A lot will have to go right for England to win the tournament in Poland and Ukraine this summer of course. There are plenty of teams – not least Spain, Germany and Holland – that are in with a shout of glory.
Then, when you take England’s preparation into account – they have only just appointed Roy Hodgson as manager – it is fair to say that not many believe the Three Lions will go all the way this summer.
Throw in the face that Wayne Rooney is suspended for the opening two games and there is no doubt that one of the main emotions should England win Euro 2012 would be surprise. Ahead of the tournament, anyone tipping Hodgson’s men won’t be taken particularly seriously.
This would make England actually winning Euro 2012 extra special though. It would have a Roy of the Rovers feel about it as this group of players pull together to conquer Europe. The likes of Rooney, Steven Gerrard, Scott Parker and Joe Hart would be responsible for ending many years of hurt.
There would be a significant feel good factor around the country too. Worries of recession and unemployment would go to the back of everyone’s minds for a while and there would be a party atmosphere across the whole country.
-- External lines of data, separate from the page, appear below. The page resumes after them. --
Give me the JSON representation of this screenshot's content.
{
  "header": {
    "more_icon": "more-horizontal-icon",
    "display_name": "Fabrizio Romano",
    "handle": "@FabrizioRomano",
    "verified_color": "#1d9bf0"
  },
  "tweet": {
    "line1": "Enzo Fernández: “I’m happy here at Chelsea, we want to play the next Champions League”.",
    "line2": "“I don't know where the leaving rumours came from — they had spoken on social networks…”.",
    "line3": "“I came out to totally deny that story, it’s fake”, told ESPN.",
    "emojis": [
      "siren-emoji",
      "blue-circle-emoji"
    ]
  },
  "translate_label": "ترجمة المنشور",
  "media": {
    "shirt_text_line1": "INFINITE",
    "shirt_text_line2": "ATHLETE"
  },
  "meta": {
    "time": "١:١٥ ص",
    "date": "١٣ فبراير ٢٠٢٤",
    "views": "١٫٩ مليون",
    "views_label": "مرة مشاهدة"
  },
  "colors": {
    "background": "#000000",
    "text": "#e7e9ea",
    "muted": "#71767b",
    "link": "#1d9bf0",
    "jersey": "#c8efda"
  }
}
Take any problems England has had over the last few decades – whether that be economical, political or anything else – consider that during this time there has never been a successful England football team to put smiles on faces.
As for what it would mean for Hodgson, well he would be a national hero and set to be in the position for many years to come. All in all, after years of inconsistency and failure, people could be positive about the future of the national game.
There are so many things that would have to fall into place for England to win, but what if….what if…!
As already mentioned, it would be difficult to describe such a momentous and unexpected occasion.
Will there be a statue of Roy Hodgson erected in front of the new Wembley? (We dread to think).